Categorias Temáticas Referidas à Individualidade

1. predominância do uso do pronome "eu"

2. privacidade como valor

3. aceitação das diferenças

4. lazer individualizado

5. limites claros de cada "eu"

6. papéis sexuais bem demarcados

7. espaços físicos bem demarcados

8. funções domésticas bem definidas

9. predominância do ponto de vista individual

10. valorização de uma ética individual

11. maior número de esferas de autonomia

12. maior intensidade das esferas de autonomia.

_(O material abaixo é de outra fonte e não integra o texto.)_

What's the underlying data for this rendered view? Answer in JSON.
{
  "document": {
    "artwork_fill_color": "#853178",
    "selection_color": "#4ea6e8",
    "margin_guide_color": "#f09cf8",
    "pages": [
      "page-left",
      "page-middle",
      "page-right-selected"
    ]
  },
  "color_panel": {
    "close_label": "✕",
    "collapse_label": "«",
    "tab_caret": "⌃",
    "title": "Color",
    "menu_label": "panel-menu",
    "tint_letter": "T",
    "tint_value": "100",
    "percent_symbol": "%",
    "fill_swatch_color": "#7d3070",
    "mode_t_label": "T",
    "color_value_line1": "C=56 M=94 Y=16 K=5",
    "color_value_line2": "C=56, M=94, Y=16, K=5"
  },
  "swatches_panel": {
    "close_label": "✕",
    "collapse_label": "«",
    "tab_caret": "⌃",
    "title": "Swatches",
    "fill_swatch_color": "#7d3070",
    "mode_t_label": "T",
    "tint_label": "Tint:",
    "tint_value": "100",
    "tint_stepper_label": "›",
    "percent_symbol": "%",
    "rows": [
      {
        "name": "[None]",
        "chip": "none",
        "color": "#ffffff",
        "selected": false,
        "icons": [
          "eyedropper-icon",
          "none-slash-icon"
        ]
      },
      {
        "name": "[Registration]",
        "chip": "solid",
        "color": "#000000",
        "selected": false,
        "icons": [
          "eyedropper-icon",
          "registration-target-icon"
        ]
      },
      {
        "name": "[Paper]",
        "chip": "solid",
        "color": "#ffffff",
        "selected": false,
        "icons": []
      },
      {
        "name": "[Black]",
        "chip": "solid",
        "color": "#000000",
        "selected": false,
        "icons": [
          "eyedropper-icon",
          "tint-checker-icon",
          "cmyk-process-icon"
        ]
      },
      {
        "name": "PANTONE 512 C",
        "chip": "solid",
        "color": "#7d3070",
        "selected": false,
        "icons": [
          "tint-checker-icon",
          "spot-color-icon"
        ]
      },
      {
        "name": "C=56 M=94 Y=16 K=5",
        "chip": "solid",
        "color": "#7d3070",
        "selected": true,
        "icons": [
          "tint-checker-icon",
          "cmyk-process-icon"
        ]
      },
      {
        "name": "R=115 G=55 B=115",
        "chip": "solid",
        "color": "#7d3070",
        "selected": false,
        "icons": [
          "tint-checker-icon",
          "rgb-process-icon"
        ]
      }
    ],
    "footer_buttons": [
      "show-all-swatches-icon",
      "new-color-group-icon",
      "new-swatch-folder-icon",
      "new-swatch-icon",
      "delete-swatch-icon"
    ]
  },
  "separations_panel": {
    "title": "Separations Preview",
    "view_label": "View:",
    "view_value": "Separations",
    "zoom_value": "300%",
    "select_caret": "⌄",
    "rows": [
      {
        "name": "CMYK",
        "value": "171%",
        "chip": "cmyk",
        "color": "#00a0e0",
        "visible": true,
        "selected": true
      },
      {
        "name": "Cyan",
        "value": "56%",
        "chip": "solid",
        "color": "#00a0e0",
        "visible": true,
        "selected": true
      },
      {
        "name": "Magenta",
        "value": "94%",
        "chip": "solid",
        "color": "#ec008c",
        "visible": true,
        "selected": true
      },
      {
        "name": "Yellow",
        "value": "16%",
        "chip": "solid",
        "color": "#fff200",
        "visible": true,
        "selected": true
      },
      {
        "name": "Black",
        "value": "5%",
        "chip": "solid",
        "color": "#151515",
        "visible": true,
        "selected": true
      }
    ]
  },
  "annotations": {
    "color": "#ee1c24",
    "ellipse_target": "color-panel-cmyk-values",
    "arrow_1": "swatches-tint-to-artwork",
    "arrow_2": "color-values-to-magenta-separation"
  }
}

Categorias Temáticas Referidas à Conjugalidade

1. predominância do uso do pronome "nós"

2. união como valor

3. dificuldades de aceitação das diferenças

4. lazer conjunto

5. limites difusos de cada "eu"

6. papéis sexuais pouco demarcados

7. espaços físicos pouco demarcados

8. funções domésticas pouco definidas

9. predominância do ponto de vista conjugal

10. valorização de uma ética coletiva do casal

11. menor número de esferas de autonomia

12. menor intensidade das esferas de autonomia.

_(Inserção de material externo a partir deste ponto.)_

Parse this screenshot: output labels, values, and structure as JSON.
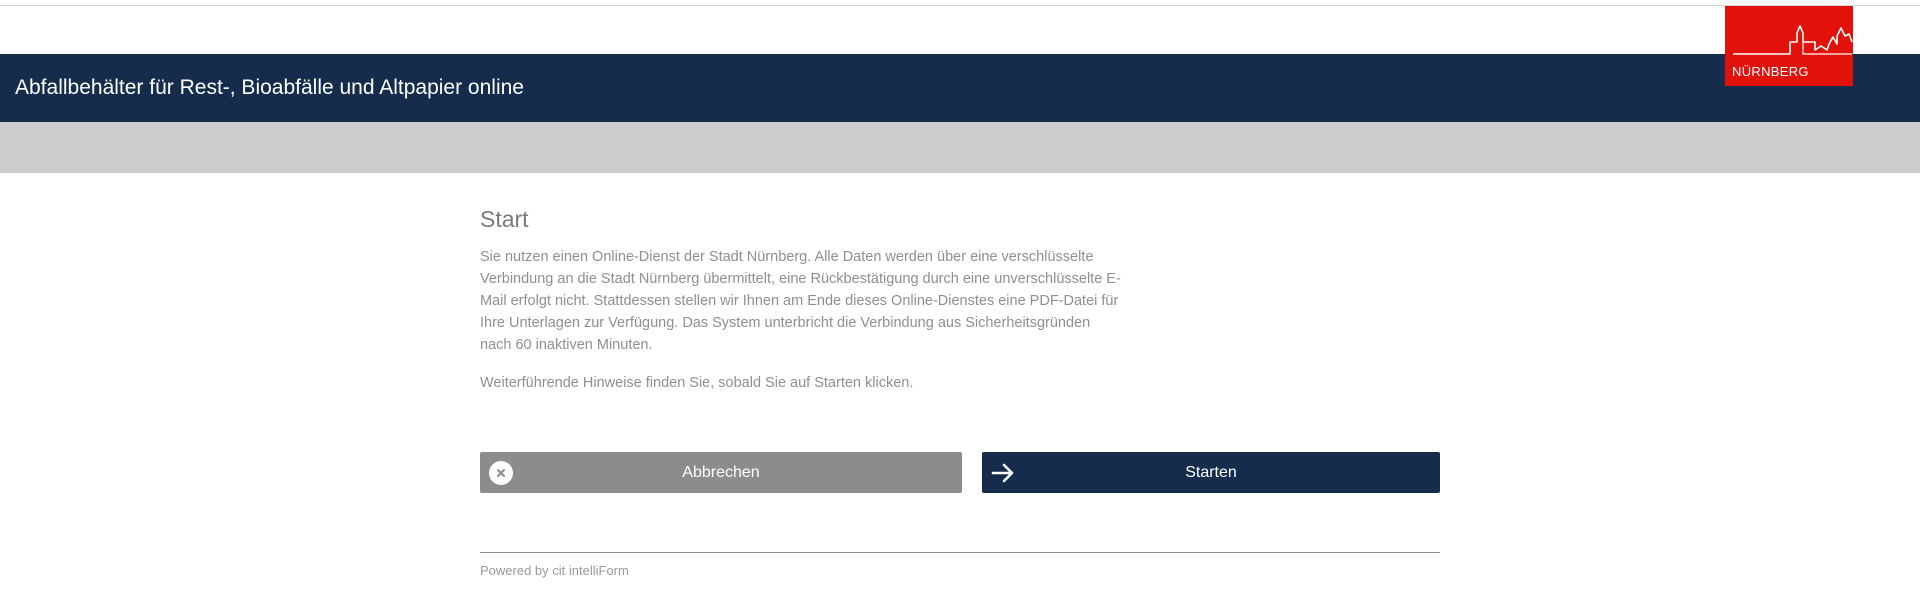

A predominância do tipo de escolha amorosa foi avaliada através da análise clínica do material das sessões de psicoterapia de casal, tendo como um dos principais referenciais teóricos o conceito de colusão e suas quatro modalidades fundamentais: a colusão narcísica, a oral, a sádico-anal e a fálico-edípica.

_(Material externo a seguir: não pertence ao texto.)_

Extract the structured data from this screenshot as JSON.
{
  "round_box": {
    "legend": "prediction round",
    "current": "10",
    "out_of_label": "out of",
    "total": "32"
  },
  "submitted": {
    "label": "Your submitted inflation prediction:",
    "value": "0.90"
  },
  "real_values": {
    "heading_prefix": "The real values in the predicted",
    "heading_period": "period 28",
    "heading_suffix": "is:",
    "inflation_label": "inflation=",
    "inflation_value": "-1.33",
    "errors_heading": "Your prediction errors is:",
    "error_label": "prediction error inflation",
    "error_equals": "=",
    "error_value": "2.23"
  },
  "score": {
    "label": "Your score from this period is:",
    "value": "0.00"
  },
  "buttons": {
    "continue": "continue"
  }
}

Em relação a cada tipo de colusão foram estabelecidas categorias de avaliação que norteiam a análise clínica a partir da fundamentação estabelecida na teoria da colusão (Willi, 1975).

Categorias Clínicas de Análise Referidas à Colusão Narcísica

1. caráter narcísico

2. experiência mãe-filho do narcisista

3. formas de relação narcisista do casal

4. arcisista complementar como cônjuge do narcisista

5. escolha narcisista do parceiro

Categorias Clínicas de Análise Referidas à Colusão Oral

1. caráter oral

2. colusão oral mãe-filho

3. caráter oral da mãe

4. conflito oral de casal

5. escolha oral do parceiro

Categorias Clínicas de Análise Referidas à Colusão Sádico-Anal

1. olusão sádico-anal pais-filhos

2. perturbação anal da relação

3. caráter dominante ativo

4. caráter passivo anal

5. escolha conjugal na relação dominante/dominado

6. colusão sádico-anal

Categorias Clínicas de Análise Referidas à Colusão Fálico-Edípca

1. rivalidade pelo chamado papel masculino

2. colusão fálico-edípica pais-filho

3. caráter histérico

4. casamento histérico

5. escolha conjugal fálico-edípica

6. colusão fálico-edípica

RESULTADOS RELATIVOS AO CASAL 1

Nas sessões, o uso do pronome "nós" foi predominante; a união aparecia como valor significativo; os membros do casal tinham dificuldade de aceitar as diferenças; os limites de cada "eu" eram difusos; e o lazer era quase sempre conjunto. Todavia, os papéis sexuais eram bem demarcados e as funções domésticas bem definidas.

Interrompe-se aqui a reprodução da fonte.